High court decision keeps current recording rules in place and authorizes trial judges to permit use of electronic devices for non-recording uses.

The Georgia Supreme Court on Tuesday approved a rule change that would generally keep existing protocols in place for audio and video recording in courtrooms, as well as give judges discretion about whether people can use electronic devices to type and text in their courtrooms.

Judges get new leeway to let citizens use phones, computers and tablets in the courtroom to type and text – with permission.

The Court’s order, which takes effect May 1, keeps the so-called Rule 22 largely the same for professional media and citizens using cameras in courtrooms. As happens today, journalists and members of the public must request permission to record or photograph judicial proceedings.

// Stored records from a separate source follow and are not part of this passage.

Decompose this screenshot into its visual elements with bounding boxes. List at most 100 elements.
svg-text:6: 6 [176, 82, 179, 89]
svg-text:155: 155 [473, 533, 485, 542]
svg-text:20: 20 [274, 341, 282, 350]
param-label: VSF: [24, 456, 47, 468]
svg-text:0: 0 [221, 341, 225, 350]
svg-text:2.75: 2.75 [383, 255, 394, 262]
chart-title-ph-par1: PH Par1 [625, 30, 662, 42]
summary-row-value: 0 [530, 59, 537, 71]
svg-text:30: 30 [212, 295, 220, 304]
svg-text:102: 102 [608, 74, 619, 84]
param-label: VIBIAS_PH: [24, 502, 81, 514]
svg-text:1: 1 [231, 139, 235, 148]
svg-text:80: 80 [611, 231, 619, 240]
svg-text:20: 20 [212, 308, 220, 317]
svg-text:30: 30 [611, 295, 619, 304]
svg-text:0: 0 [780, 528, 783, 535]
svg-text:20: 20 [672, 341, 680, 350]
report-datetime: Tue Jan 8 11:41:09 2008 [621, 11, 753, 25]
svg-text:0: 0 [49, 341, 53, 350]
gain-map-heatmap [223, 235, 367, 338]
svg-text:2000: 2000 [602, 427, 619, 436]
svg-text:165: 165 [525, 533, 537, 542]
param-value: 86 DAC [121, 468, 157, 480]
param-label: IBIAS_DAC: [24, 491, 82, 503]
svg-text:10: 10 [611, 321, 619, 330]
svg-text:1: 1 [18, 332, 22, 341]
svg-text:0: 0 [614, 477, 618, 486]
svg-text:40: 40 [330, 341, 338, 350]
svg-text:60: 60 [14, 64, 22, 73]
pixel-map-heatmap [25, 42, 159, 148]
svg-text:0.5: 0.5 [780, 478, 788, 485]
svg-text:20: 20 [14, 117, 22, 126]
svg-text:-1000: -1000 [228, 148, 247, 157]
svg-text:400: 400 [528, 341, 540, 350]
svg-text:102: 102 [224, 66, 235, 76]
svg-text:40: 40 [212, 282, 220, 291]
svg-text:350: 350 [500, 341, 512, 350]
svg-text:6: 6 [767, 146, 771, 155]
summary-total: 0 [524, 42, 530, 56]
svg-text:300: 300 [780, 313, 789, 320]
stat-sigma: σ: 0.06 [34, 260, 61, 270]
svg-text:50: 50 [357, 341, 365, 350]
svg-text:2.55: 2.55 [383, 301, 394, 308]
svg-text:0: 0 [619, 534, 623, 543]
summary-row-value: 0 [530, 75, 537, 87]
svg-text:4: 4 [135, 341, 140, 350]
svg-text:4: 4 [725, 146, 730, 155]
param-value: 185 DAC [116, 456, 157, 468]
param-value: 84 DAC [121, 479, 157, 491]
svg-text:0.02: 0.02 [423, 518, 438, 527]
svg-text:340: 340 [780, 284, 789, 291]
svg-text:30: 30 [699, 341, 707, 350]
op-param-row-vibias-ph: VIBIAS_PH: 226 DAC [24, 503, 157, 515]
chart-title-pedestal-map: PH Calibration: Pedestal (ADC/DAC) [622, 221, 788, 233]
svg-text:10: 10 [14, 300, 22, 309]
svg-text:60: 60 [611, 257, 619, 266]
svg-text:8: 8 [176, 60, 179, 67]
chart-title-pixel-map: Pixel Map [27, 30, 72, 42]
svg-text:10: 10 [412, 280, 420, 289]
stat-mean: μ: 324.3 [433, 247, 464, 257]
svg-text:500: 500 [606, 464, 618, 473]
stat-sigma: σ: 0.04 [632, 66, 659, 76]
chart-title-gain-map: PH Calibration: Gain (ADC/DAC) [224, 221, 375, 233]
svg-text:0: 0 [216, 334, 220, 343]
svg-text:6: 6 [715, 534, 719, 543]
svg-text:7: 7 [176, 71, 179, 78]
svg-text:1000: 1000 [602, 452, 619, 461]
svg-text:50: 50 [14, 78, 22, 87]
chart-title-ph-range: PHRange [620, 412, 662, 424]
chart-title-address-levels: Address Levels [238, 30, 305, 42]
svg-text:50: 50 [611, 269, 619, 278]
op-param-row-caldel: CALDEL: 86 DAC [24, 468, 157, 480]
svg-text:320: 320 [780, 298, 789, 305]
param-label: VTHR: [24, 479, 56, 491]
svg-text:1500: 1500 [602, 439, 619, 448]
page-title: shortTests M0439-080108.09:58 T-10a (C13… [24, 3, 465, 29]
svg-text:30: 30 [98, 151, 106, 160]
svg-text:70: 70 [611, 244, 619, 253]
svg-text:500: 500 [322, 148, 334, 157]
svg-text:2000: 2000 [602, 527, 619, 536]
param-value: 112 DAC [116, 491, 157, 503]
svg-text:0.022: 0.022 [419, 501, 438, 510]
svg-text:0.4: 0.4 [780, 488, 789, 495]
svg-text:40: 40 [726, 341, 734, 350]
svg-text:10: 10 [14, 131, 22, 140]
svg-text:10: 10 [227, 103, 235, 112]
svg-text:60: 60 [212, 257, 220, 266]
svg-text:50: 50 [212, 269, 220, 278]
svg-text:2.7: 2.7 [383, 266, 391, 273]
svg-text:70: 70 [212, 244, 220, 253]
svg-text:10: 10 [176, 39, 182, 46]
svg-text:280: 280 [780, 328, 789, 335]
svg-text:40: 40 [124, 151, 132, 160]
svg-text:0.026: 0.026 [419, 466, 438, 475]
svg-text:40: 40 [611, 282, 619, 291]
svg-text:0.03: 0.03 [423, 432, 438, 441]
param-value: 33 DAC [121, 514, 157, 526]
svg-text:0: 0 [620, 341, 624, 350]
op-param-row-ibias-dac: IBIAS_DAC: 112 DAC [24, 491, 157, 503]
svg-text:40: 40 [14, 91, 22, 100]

A judge must provide detailed rationale for denying cameras in the courtroom — and only after holding a hearing on the issue.

The new rule gives a judge leeway to let citizens use phones, computers and tablets in the courtroom to type and text, but the judge has to specifically permit it — orally, in writing or by posting such a policy in their courtroom. Otherwise, the public has to keep electronic devices turned off in the courtroom.

At the same time, the rule gives attorneys appearing before the court wide latitude to use electronic devices for everything from audio and video recordings to taking notes. A lawyer must announce to the courtroom that a recording is being made, and the recording can only be used afterward for legal proceedings.

“On the whole, the new Rule 22 aligns with the Georgia First Amendment Foundation’s request that courtrooms in the state remain open to the public,” said Richard Griffiths, president of the foundation’s board of directors.

“We wish the rule had embraced a system that automatically allowed courtroom observers to type and text in courtrooms in a non-disruptive way, but the foundation appreciates the Supreme Court’s decision to reject the outright ban that had been proposed by others,” Griffiths said. “The new rule makes clear that individual judges may routinely allow this use of technology in their courtrooms. That’s a step in the right direction.”